Globe Runners

Marathon d’Athènes : un goût d’Authentique

Marathon Athènes

Ce compte-rendu a été écrit sur une plage de l’Île Egine, en Grèce. A cette période, la mer Egée est plutôt agréable pour les jambes meurtries des marathoniens. Petite baignade revigorante sous le soleil, une chaleur douce, parfaite. La veille, nous avions aussi la peau salée mais cela n’avait rien à voir avec la baignade.

Récit d’une balade mythique entre Marathon et Athènes.

Avant la course

Pour rallier Marathon, où le départ est donné, l’organisation met à disposition des bus depuis Athènes. Il y a foule sur la place Syntagma à 6h15 du matin. On patiente assez longuement, c’est organisé mais un peu le bazar quand même. Lorsqu’on arrive enfin à monter dans un des véhicules, le jour commence à se lever. Nous prenons la route qu’il faudra faire en sens inverse, à pied.

Quand nous arrivons à Marathon, le ciel est d’un bleu éclatant. « Ici et aujourd’hui, aucune idée du concept même de nuage »*. L’organisation distribue des bouteilles d’eau et des sacs plastiques pour se protéger du froid. La remise des vêtements aux camions-consignes est super fluide. De nombreuses toilettes sont prévues … Bref, pas de souci !

On se dirige assez rapidement vers les sas de départ.

La course

Les objectifs pour ce 2ème marathon :

Et quoi qu’il en soit : gérer, tenir, ne pas marcher, ne pas « lâcher ». C’est d’ailleurs sans doute ce qui m’importait le plus. Je voulais me prouver que je savais persévérer dans la difficulté.

Dans mon « block » n°3, je suis concentrée et contente d’être là. Pas stressée … D’ailleurs, je ne l’ai quasiment jamais été. Derrière, la flamme olympique brûle fièrement. Devant, des dizaines de ballons multicolores sont lâchés. C’est parti !
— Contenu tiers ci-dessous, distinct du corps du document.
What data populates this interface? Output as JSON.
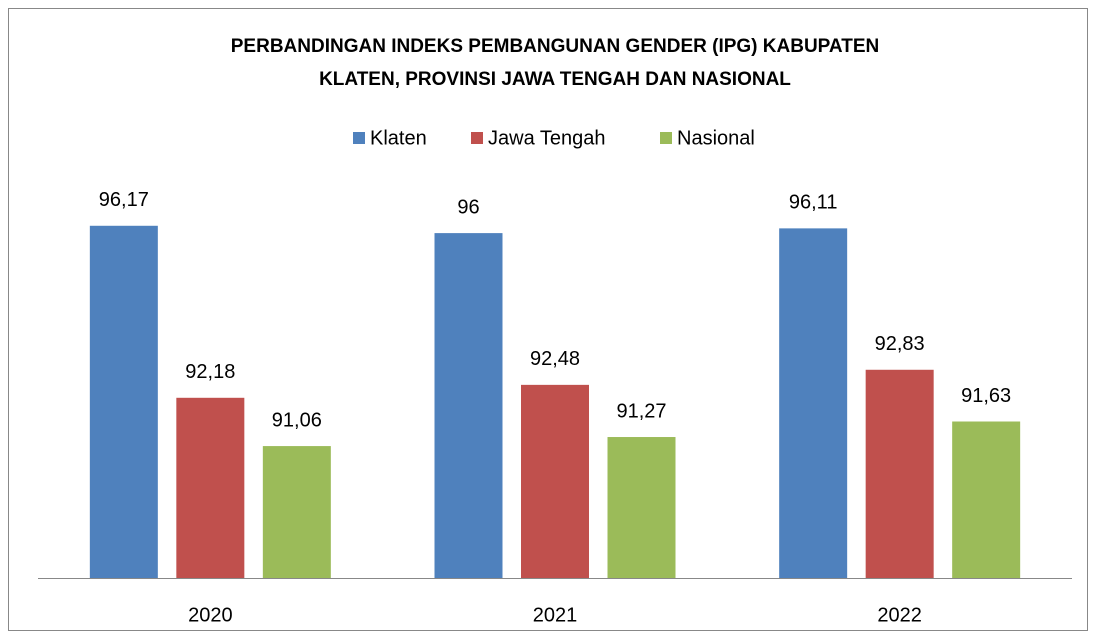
{
  "chart_data": {
    "type": "bar",
    "title": [
      "PERBANDINGAN INDEKS PEMBANGUNAN GENDER (IPG) KABUPATEN",
      "KLATEN, PROVINSI JAWA TENGAH DAN NASIONAL"
    ],
    "categories": [
      "2020",
      "2021",
      "2022"
    ],
    "series": [
      {
        "name": "Klaten",
        "color": "#4f81bd",
        "values": [
          96.17,
          96,
          96.11
        ],
        "value_labels": [
          "96,17",
          "96",
          "96,11"
        ]
      },
      {
        "name": "Jawa Tengah",
        "color": "#c0504d",
        "values": [
          92.18,
          92.48,
          92.83
        ],
        "value_labels": [
          "92,18",
          "92,48",
          "92,83"
        ]
      },
      {
        "name": "Nasional",
        "color": "#9bbb59",
        "values": [
          91.06,
          91.27,
          91.63
        ],
        "value_labels": [
          "91,06",
          "91,27",
          "91,63"
        ]
      }
    ],
    "ylim": [
      88,
      97
    ],
    "legend": "top"
  }
}
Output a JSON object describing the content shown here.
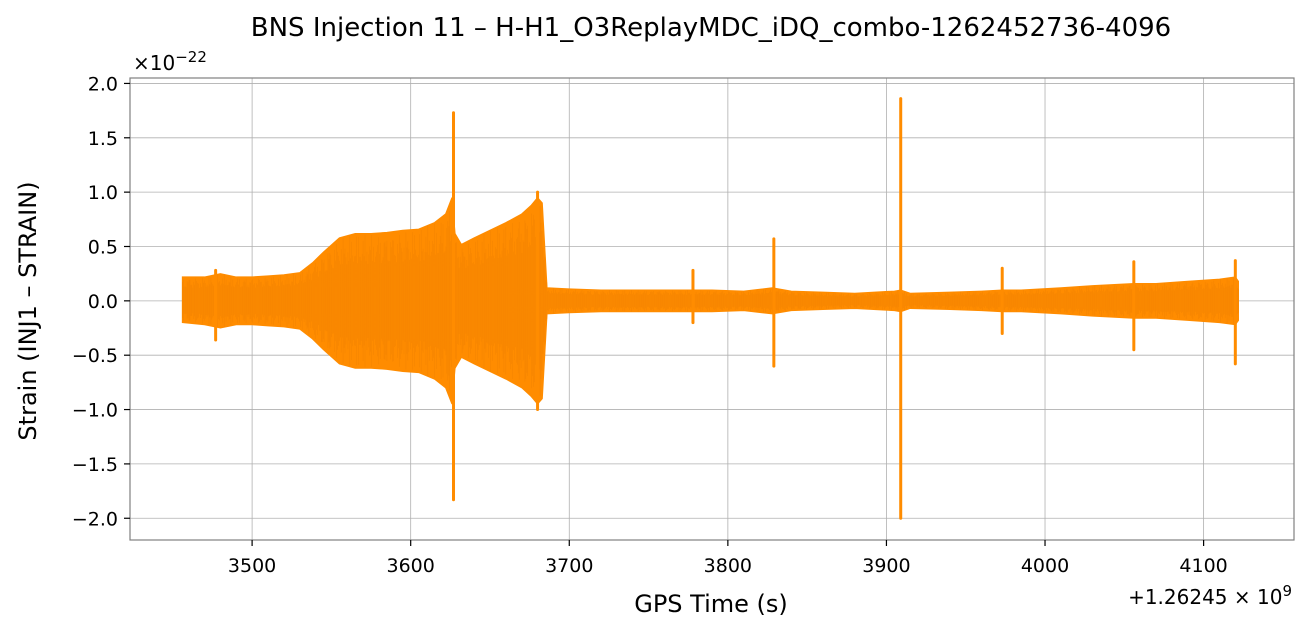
{
  "chart_data": {
    "type": "line",
    "title": "BNS Injection 11 – H-H1_O3ReplayMDC_iDQ_combo-1262452736-4096",
    "xlabel": "GPS Time (s)",
    "ylabel": "Strain (INJ1 – STRAIN)",
    "x_offset_label": "+1.26245 × 10^9",
    "y_scale_label": "×10^−22",
    "xlim": [
      3423,
      4157
    ],
    "ylim": [
      -2.2,
      2.05
    ],
    "xticks": [
      3500,
      3600,
      3700,
      3800,
      3900,
      4000,
      4100
    ],
    "yticks": [
      -2.0,
      -1.5,
      -1.0,
      -0.5,
      0.0,
      0.5,
      1.0,
      1.5,
      2.0
    ],
    "xtick_labels": [
      "3500",
      "3600",
      "3700",
      "3800",
      "3900",
      "4000",
      "4100"
    ],
    "ytick_labels": [
      "−2.0",
      "−1.5",
      "−1.0",
      "−0.5",
      "0.0",
      "0.5",
      "1.0",
      "1.5",
      "2.0"
    ],
    "grid": true,
    "line_color": "#ff8c00",
    "series": [
      {
        "envelope_x": [
          3456,
          3470,
          3480,
          3490,
          3500,
          3510,
          3520,
          3530,
          3538,
          3545,
          3555,
          3565,
          3575,
          3585,
          3595,
          3605,
          3615,
          3622,
          3626,
          3628,
          3632,
          3640,
          3650,
          3660,
          3670,
          3676,
          3680,
          3683,
          3686,
          3700,
          3720,
          3740,
          3760,
          3778,
          3790,
          3810,
          3828,
          3840,
          3860,
          3880,
          3905,
          3909,
          3915,
          3940,
          3960,
          3973,
          3985,
          4010,
          4030,
          4056,
          4070,
          4090,
          4110,
          4120,
          4122
        ],
        "envelope_upper": [
          0.22,
          0.22,
          0.25,
          0.22,
          0.22,
          0.23,
          0.24,
          0.26,
          0.35,
          0.45,
          0.58,
          0.62,
          0.62,
          0.63,
          0.65,
          0.66,
          0.72,
          0.8,
          0.95,
          0.62,
          0.52,
          0.58,
          0.65,
          0.72,
          0.8,
          0.88,
          0.95,
          0.9,
          0.12,
          0.11,
          0.1,
          0.1,
          0.1,
          0.1,
          0.1,
          0.09,
          0.12,
          0.09,
          0.08,
          0.07,
          0.09,
          0.1,
          0.07,
          0.08,
          0.09,
          0.1,
          0.1,
          0.12,
          0.14,
          0.16,
          0.16,
          0.18,
          0.2,
          0.22,
          0.18
        ],
        "envelope_lower": [
          -0.2,
          -0.22,
          -0.25,
          -0.22,
          -0.22,
          -0.23,
          -0.24,
          -0.26,
          -0.35,
          -0.45,
          -0.58,
          -0.62,
          -0.62,
          -0.63,
          -0.65,
          -0.66,
          -0.72,
          -0.8,
          -0.95,
          -0.62,
          -0.52,
          -0.58,
          -0.65,
          -0.72,
          -0.8,
          -0.88,
          -0.95,
          -0.9,
          -0.12,
          -0.11,
          -0.1,
          -0.1,
          -0.1,
          -0.1,
          -0.1,
          -0.09,
          -0.12,
          -0.09,
          -0.08,
          -0.07,
          -0.09,
          -0.1,
          -0.07,
          -0.08,
          -0.09,
          -0.1,
          -0.1,
          -0.12,
          -0.14,
          -0.16,
          -0.16,
          -0.18,
          -0.2,
          -0.22,
          -0.18
        ],
        "spikes": [
          {
            "x": 3477,
            "min": -0.36,
            "max": 0.28
          },
          {
            "x": 3627,
            "min": -1.83,
            "max": 1.73
          },
          {
            "x": 3680,
            "min": -1.0,
            "max": 1.0
          },
          {
            "x": 3778,
            "min": -0.2,
            "max": 0.28
          },
          {
            "x": 3829,
            "min": -0.6,
            "max": 0.57
          },
          {
            "x": 3909,
            "min": -2.0,
            "max": 1.86
          },
          {
            "x": 3973,
            "min": -0.3,
            "max": 0.3
          },
          {
            "x": 4056,
            "min": -0.45,
            "max": 0.36
          },
          {
            "x": 4120,
            "min": -0.58,
            "max": 0.37
          }
        ]
      }
    ]
  }
}
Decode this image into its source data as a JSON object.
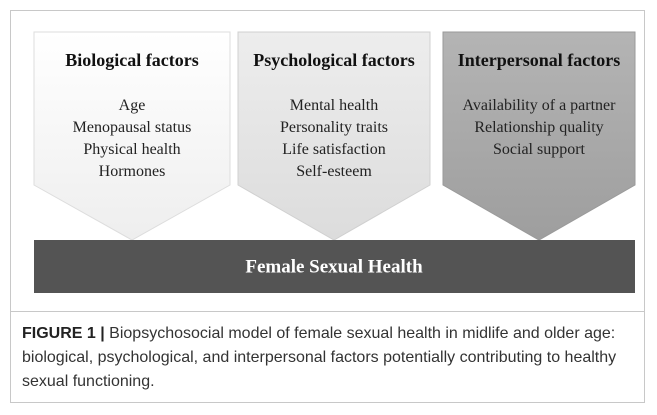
{
  "factors": [
    {
      "title": "Biological factors",
      "items": [
        "Age",
        "Menopausal status",
        "Physical health",
        "Hormones"
      ]
    },
    {
      "title": "Psychological factors",
      "items": [
        "Mental health",
        "Personality traits",
        "Life satisfaction",
        "Self-esteem"
      ]
    },
    {
      "title": "Interpersonal factors",
      "items": [
        "Availability of a partner",
        "Relationship quality",
        "Social support"
      ]
    }
  ],
  "bar": {
    "label": "Female Sexual Health"
  },
  "caption": {
    "label": "FIGURE 1 |",
    "text": "Biopsychosocial model of female sexual health in midlife and older age: biological, psychological, and interpersonal factors potentially contributing to healthy sexual functioning."
  }
}
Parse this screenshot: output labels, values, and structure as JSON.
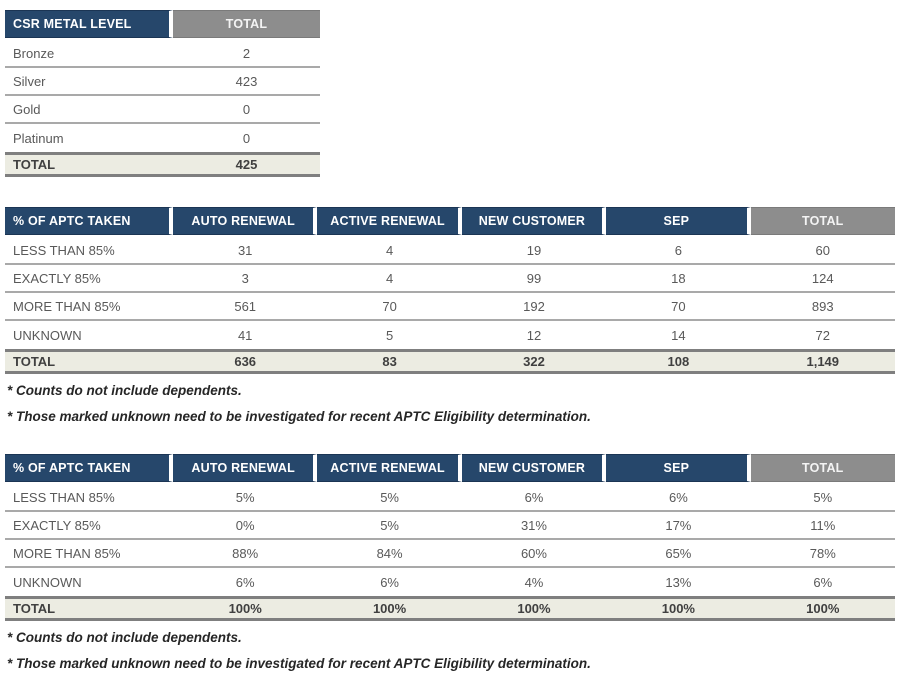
{
  "colors": {
    "header_navy": "#26476B",
    "header_gray": "#8D8D8D",
    "total_row_bg": "#ECECE2",
    "row_divider": "#A9A9A9",
    "total_divider": "#7F7F7F",
    "body_text": "#595959",
    "header_text": "#FFFFFF"
  },
  "metal_table": {
    "headers": [
      "CSR METAL LEVEL",
      "TOTAL"
    ],
    "rows": [
      {
        "label": "Bronze",
        "values": [
          "2"
        ]
      },
      {
        "label": "Silver",
        "values": [
          "423"
        ]
      },
      {
        "label": "Gold",
        "values": [
          "0"
        ]
      },
      {
        "label": "Platinum",
        "values": [
          "0"
        ]
      }
    ],
    "total": {
      "label": "TOTAL",
      "values": [
        "425"
      ]
    }
  },
  "aptc_counts_table": {
    "headers": [
      "% OF APTC TAKEN",
      "AUTO RENEWAL",
      "ACTIVE RENEWAL",
      "NEW CUSTOMER",
      "SEP",
      "TOTAL"
    ],
    "rows": [
      {
        "label": "LESS THAN 85%",
        "values": [
          "31",
          "4",
          "19",
          "6",
          "60"
        ]
      },
      {
        "label": "EXACTLY 85%",
        "values": [
          "3",
          "4",
          "99",
          "18",
          "124"
        ]
      },
      {
        "label": "MORE THAN 85%",
        "values": [
          "561",
          "70",
          "192",
          "70",
          "893"
        ]
      },
      {
        "label": "UNKNOWN",
        "values": [
          "41",
          "5",
          "12",
          "14",
          "72"
        ]
      }
    ],
    "total": {
      "label": "TOTAL",
      "values": [
        "636",
        "83",
        "322",
        "108",
        "1,149"
      ]
    },
    "footnotes": [
      "* Counts do not include dependents.",
      "* Those marked unknown need to be investigated for recent APTC Eligibility determination."
    ]
  },
  "aptc_percent_table": {
    "headers": [
      "% OF APTC TAKEN",
      "AUTO RENEWAL",
      "ACTIVE RENEWAL",
      "NEW CUSTOMER",
      "SEP",
      "TOTAL"
    ],
    "rows": [
      {
        "label": "LESS THAN 85%",
        "values": [
          "5%",
          "5%",
          "6%",
          "6%",
          "5%"
        ]
      },
      {
        "label": "EXACTLY 85%",
        "values": [
          "0%",
          "5%",
          "31%",
          "17%",
          "11%"
        ]
      },
      {
        "label": "MORE THAN 85%",
        "values": [
          "88%",
          "84%",
          "60%",
          "65%",
          "78%"
        ]
      },
      {
        "label": "UNKNOWN",
        "values": [
          "6%",
          "6%",
          "4%",
          "13%",
          "6%"
        ]
      }
    ],
    "total": {
      "label": "TOTAL",
      "values": [
        "100%",
        "100%",
        "100%",
        "100%",
        "100%"
      ]
    },
    "footnotes": [
      "* Counts do not include dependents.",
      "* Those marked unknown need to be investigated for recent APTC Eligibility determination."
    ]
  }
}
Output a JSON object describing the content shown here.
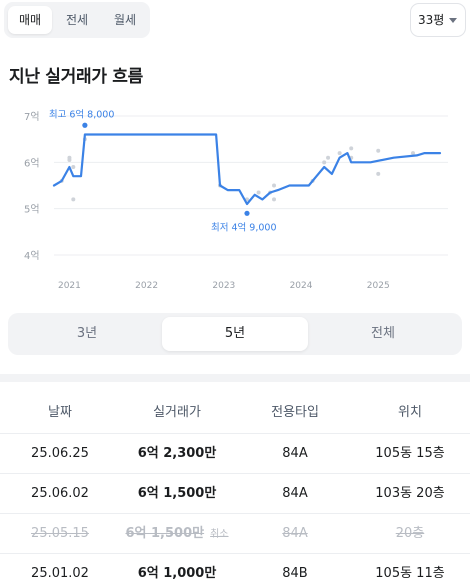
{
  "tabs": [
    {
      "label": "매매",
      "active": true
    },
    {
      "label": "전세",
      "active": false
    },
    {
      "label": "월세",
      "active": false
    }
  ],
  "size_select": {
    "value": "33평",
    "icon": "chevron-down-icon"
  },
  "section_title": "지난 실거래가 흐름",
  "chart_data": {
    "type": "line",
    "title": "",
    "xlabel": "",
    "ylabel": "",
    "x_ticks": [
      "2021",
      "2022",
      "2023",
      "2024",
      "2025"
    ],
    "y_ticks": [
      "4억",
      "5억",
      "6억",
      "7억"
    ],
    "ylim": [
      4,
      7
    ],
    "xlim": [
      2020.8,
      2025.8
    ],
    "grid": true,
    "line_color": "#3b82e6",
    "annotations": {
      "max": {
        "label": "최고 6억 8,000",
        "x": 2021.2,
        "y": 6.8
      },
      "min": {
        "label": "최저 4억 9,000",
        "x": 2023.3,
        "y": 4.9
      }
    },
    "series": [
      {
        "values": [
          [
            2020.8,
            5.5
          ],
          [
            2020.9,
            5.6
          ],
          [
            2021.0,
            5.9
          ],
          [
            2021.05,
            5.7
          ],
          [
            2021.1,
            5.7
          ],
          [
            2021.15,
            5.7
          ],
          [
            2021.2,
            6.6
          ],
          [
            2021.4,
            6.6
          ],
          [
            2022.0,
            6.6
          ],
          [
            2022.5,
            6.6
          ],
          [
            2022.9,
            6.6
          ],
          [
            2022.95,
            5.5
          ],
          [
            2023.05,
            5.4
          ],
          [
            2023.2,
            5.4
          ],
          [
            2023.3,
            5.1
          ],
          [
            2023.4,
            5.3
          ],
          [
            2023.5,
            5.2
          ],
          [
            2023.6,
            5.35
          ],
          [
            2023.7,
            5.4
          ],
          [
            2023.85,
            5.5
          ],
          [
            2024.1,
            5.5
          ],
          [
            2024.2,
            5.7
          ],
          [
            2024.3,
            5.9
          ],
          [
            2024.4,
            5.75
          ],
          [
            2024.5,
            6.1
          ],
          [
            2024.6,
            6.2
          ],
          [
            2024.65,
            6.0
          ],
          [
            2024.9,
            6.0
          ],
          [
            2025.2,
            6.1
          ],
          [
            2025.5,
            6.15
          ],
          [
            2025.6,
            6.2
          ],
          [
            2025.8,
            6.2
          ]
        ]
      }
    ],
    "scatter": [
      [
        2020.9,
        5.6
      ],
      [
        2021.0,
        6.05
      ],
      [
        2021.0,
        6.1
      ],
      [
        2021.05,
        5.2
      ],
      [
        2021.05,
        5.9
      ],
      [
        2021.2,
        6.5
      ],
      [
        2021.2,
        6.8
      ],
      [
        2022.95,
        5.5
      ],
      [
        2023.3,
        5.2
      ],
      [
        2023.3,
        4.9
      ],
      [
        2023.45,
        5.35
      ],
      [
        2023.6,
        5.35
      ],
      [
        2023.65,
        5.5
      ],
      [
        2023.65,
        5.2
      ],
      [
        2024.15,
        5.6
      ],
      [
        2024.3,
        6.0
      ],
      [
        2024.35,
        6.1
      ],
      [
        2024.5,
        6.2
      ],
      [
        2024.65,
        6.1
      ],
      [
        2024.65,
        6.3
      ],
      [
        2025.0,
        5.75
      ],
      [
        2025.0,
        6.25
      ],
      [
        2025.45,
        6.2
      ]
    ]
  },
  "range_tabs": [
    {
      "label": "3년",
      "active": false
    },
    {
      "label": "5년",
      "active": true
    },
    {
      "label": "전체",
      "active": false
    }
  ],
  "table": {
    "headers": [
      "날짜",
      "실거래가",
      "전용타입",
      "위치"
    ],
    "rows": [
      {
        "date": "25.06.25",
        "price": "6억 2,300만",
        "type": "84A",
        "location": "105동 15층",
        "cancelled": false,
        "cancel_label": ""
      },
      {
        "date": "25.06.02",
        "price": "6억 1,500만",
        "type": "84A",
        "location": "103동 20층",
        "cancelled": false,
        "cancel_label": ""
      },
      {
        "date": "25.05.15",
        "price": "6억 1,500만",
        "type": "84A",
        "location": "20층",
        "cancelled": true,
        "cancel_label": "취소"
      },
      {
        "date": "25.01.02",
        "price": "6억 1,000만",
        "type": "84B",
        "location": "105동 11층",
        "cancelled": false,
        "cancel_label": ""
      }
    ]
  }
}
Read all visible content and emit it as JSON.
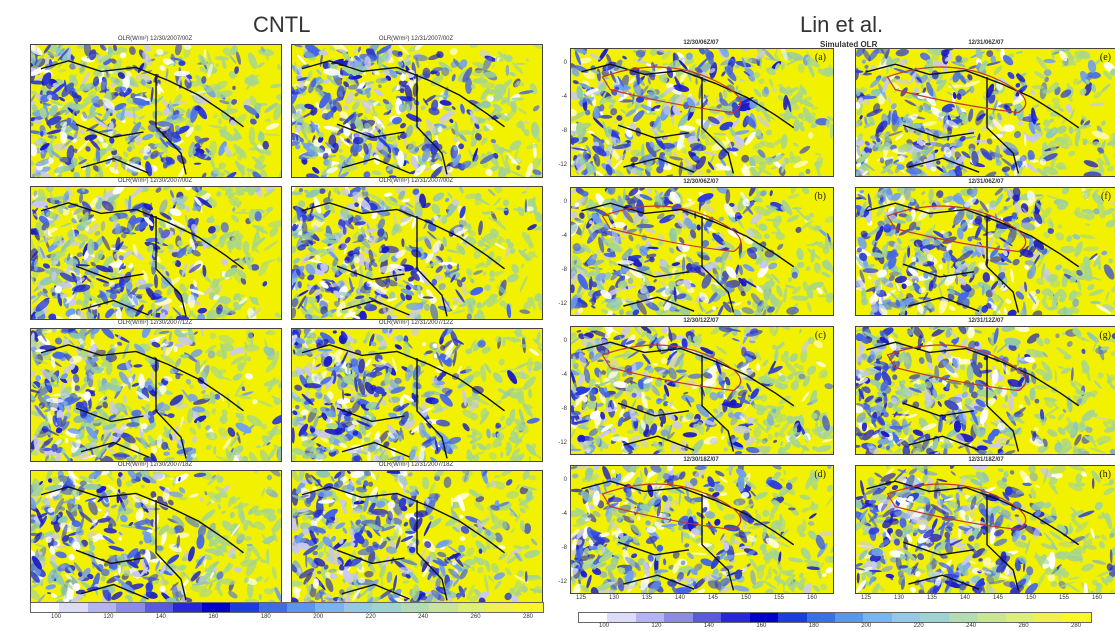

Je suis partie volontairement au fond de mon sas et ça bouchonne légèrement sur le premier kilomètre. Les 10 premiers kilomètres sont roulants et je me cale à l’allure travaillée à l’entraînement (+/- 5’13/km). Mon corps a l’air de savoir instinctivement quelle allure prendre alors je le laisse faire.

Je tiens plus ou moins mon rythme sur les 15 premiers kilomètres. La longue, longue, longue (longue) montée commence au 10ème kilomètre. Au début, je ne m’inquiète pas trop des secondes perdues et gère aux sensations. Il ne faut pas arriver carbonisée au 32ème, là où ça commence enfin à redescendre.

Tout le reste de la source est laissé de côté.